I think of him. In my mind’s eye his uniform is torn, there is blood on his sleeves and a scythe-shaped scar impressively disfigures one side of his face when he walks into the bar in Pat Pong. He came for some relaxation from the torment of war, a beer and some female company. He is a clean-living American boy, he does not hire prostitutes, not even on R&R, but three (or more) of his closest buddies died yesterday (or the day before) and a man can only take so much. He is young, for god’s sake, twenty-two—no more than twenty-five at the most. The eighteen-year-old girl behind the bar is more than beautiful, she possesses something he didn’t know he was searching for: she is bursting with a vitality which might be the only cure for his crippling sense of loss. It is self-preservation, not lust, that moves him to pay her bar fine and take her back to his hotel. She can play the sex goddess as well as any woman, but she read the heart of this broken young man the minute he walked into the bar. It is not fant
asy he wants, but health. She uses her amazing strength to heal him until he is sure he cannot live without her. Some token of their mysterious and sacred coupling is called for. They decide to make a baby. Me.

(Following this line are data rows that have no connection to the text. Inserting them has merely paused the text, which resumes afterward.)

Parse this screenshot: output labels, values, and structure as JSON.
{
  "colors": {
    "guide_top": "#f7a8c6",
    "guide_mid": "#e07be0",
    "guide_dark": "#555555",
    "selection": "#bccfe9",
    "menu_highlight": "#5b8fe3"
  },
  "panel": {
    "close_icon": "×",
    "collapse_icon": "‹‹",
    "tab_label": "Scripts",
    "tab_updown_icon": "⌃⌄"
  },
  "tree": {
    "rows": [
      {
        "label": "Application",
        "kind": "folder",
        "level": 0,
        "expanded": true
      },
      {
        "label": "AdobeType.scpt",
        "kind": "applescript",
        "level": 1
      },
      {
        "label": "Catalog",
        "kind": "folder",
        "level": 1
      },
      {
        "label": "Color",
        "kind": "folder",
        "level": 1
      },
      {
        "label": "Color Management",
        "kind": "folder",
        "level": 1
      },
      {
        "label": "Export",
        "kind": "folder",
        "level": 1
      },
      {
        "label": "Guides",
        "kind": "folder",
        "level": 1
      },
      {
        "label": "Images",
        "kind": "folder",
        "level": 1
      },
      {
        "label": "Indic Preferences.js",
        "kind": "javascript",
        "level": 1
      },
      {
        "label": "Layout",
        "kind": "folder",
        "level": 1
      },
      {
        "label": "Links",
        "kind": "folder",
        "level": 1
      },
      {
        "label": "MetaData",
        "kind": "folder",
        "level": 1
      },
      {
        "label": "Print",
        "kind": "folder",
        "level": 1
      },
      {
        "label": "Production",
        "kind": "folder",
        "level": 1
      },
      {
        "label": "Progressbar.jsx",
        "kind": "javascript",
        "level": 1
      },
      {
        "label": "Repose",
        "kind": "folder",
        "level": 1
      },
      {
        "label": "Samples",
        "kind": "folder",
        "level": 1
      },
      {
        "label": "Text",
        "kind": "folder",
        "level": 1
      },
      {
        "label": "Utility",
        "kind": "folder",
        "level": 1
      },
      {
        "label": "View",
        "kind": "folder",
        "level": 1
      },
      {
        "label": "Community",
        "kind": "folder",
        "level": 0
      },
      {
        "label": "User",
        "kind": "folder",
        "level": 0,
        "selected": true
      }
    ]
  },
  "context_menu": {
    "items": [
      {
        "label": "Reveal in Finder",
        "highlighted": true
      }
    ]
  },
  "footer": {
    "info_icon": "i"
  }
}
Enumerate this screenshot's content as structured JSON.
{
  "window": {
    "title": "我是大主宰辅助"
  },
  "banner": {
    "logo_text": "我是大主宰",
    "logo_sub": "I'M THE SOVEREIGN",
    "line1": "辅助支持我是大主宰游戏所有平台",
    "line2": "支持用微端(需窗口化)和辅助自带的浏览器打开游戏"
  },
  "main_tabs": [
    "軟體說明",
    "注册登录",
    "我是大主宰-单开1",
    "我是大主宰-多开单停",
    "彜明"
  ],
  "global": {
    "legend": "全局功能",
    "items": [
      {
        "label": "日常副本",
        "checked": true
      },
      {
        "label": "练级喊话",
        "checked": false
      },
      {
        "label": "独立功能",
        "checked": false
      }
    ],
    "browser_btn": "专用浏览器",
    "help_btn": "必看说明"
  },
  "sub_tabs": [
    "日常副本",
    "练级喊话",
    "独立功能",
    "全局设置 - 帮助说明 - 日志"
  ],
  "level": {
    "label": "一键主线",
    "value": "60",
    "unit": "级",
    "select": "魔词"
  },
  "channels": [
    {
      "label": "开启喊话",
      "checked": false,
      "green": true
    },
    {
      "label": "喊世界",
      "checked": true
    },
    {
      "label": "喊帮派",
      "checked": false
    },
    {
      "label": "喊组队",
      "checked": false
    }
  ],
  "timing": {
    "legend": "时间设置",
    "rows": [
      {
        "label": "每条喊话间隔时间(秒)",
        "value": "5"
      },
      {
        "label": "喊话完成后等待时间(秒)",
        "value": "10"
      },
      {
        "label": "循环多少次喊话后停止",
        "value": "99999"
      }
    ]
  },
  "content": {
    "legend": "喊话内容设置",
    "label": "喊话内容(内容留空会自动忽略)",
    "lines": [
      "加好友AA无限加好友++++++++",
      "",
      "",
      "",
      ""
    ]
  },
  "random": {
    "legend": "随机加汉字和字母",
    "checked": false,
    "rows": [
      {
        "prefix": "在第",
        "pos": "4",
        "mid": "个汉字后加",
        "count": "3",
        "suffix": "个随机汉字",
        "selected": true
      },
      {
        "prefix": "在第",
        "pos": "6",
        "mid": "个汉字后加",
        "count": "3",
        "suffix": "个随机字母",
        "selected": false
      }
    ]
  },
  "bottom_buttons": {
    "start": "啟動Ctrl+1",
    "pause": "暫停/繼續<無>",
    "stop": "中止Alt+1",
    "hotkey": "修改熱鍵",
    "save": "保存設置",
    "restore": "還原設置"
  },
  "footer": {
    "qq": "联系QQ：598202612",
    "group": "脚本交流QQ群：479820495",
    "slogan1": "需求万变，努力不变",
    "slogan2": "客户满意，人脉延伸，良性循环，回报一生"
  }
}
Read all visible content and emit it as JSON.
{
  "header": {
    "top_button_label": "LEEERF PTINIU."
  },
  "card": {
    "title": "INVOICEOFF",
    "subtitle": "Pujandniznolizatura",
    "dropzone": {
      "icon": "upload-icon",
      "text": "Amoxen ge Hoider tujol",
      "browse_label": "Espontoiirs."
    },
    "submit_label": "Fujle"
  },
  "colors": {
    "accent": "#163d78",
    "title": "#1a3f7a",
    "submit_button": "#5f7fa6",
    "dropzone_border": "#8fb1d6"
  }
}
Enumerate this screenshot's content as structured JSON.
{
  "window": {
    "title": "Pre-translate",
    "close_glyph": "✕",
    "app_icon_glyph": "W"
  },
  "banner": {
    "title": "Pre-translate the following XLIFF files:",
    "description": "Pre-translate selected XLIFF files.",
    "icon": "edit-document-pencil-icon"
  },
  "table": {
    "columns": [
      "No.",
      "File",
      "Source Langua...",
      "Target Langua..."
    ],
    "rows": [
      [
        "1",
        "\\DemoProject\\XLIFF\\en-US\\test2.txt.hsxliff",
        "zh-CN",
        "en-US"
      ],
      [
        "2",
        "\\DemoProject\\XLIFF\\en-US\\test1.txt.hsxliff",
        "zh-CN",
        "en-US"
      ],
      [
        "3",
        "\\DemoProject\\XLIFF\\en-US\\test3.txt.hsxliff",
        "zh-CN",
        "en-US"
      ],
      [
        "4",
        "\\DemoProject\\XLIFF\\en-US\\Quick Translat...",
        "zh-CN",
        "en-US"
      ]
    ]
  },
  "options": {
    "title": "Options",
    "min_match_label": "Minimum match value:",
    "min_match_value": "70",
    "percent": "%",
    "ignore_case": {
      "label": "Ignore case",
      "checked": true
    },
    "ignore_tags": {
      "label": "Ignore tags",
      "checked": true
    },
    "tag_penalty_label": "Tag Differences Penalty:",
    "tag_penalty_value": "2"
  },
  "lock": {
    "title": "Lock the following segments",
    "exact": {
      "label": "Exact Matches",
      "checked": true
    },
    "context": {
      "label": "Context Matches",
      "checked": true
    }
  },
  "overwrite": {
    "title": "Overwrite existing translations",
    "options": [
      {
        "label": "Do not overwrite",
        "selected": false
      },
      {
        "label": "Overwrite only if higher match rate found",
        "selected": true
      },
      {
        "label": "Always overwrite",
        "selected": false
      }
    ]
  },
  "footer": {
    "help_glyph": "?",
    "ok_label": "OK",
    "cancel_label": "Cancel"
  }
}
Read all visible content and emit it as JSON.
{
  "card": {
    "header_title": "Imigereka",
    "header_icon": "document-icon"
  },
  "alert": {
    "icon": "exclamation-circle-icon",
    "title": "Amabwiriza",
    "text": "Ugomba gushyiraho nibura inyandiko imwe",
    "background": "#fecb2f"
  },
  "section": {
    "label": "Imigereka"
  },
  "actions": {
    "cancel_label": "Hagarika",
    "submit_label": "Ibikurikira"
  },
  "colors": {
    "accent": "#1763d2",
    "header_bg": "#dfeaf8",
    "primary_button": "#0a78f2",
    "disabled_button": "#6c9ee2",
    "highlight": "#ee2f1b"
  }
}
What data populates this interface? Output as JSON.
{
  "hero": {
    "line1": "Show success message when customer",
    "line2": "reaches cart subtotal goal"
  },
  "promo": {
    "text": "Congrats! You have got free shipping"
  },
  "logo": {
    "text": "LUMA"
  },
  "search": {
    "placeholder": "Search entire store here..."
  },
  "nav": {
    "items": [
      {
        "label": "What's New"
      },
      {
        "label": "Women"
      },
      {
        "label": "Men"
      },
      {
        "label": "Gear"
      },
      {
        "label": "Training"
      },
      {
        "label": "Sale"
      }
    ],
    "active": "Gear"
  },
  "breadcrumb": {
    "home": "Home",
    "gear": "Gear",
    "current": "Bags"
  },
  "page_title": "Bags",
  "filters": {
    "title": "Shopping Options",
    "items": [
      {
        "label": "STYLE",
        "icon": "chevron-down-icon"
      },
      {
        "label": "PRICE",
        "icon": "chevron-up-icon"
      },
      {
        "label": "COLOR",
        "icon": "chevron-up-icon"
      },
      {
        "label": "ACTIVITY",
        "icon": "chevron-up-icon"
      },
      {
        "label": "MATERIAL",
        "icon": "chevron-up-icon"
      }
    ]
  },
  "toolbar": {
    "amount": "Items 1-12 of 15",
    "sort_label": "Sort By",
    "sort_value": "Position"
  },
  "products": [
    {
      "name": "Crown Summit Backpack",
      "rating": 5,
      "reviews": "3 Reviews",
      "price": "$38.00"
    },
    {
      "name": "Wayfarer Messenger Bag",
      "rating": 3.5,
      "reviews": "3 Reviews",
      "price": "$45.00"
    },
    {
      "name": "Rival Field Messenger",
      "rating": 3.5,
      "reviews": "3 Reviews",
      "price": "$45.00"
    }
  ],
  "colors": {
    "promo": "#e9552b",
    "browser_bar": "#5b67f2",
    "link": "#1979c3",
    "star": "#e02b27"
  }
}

They were not the kind of people the professor is talking about. There was a war on and it was thirty-two years ago. I dismiss Pisit and his guest as unreliable and turn them off. In the silence I think of Fatima. Surely her dream life is almost the same as mine? It is hard to think of a father figure who would have fit the bill better than Bradley.
37
“No one in the market has seen the full potential of Viagra,” my mother explains over a Marlboro Red. We are sitting at a food stall after finishing a meal of tom-yum soup, fried fish, spicy cashew nut salad, three kinds of chicken and thin rice noodles on a street in Pratunam. Our table is loaded with six different dipping sauces, beer bottles, chopped ginger, fried peanuts, mouse-shit peppers and bits of lime. We are about twelve inches from the traffic jam but the stall is famous for the quality of its roast duck curry. It is so famous the police colonel in charge of the district doesn’t dare to bust or squeeze it even though its tables and chairs take up most of the sidewalk and force pedestrians to risk their lives among the traffic. Thai cuisine is the most complex, subtle, variable and generally the best in the world. It knocks the socks off fussy French and flaky Chinese, although one must give credit where it is due: during Nong’s one and only Japan trade (in Yokohama, a Yakuzi mobster with impeccable manners whose chronic migraine could only be relieved by more or less continuous sex): on my first bite of Kobe beef I forgave Pearl Harbor on your behalf, farang.
Protected by a firewall of chili, our cooking has been immune to the corruption suffered by other great cuisines due to Western influence and the best food can still be found in humble homes and, more especially, on the street. Every Thai is a natural gourmet and cops don’t bust the best food stalls if they know what’s good for them.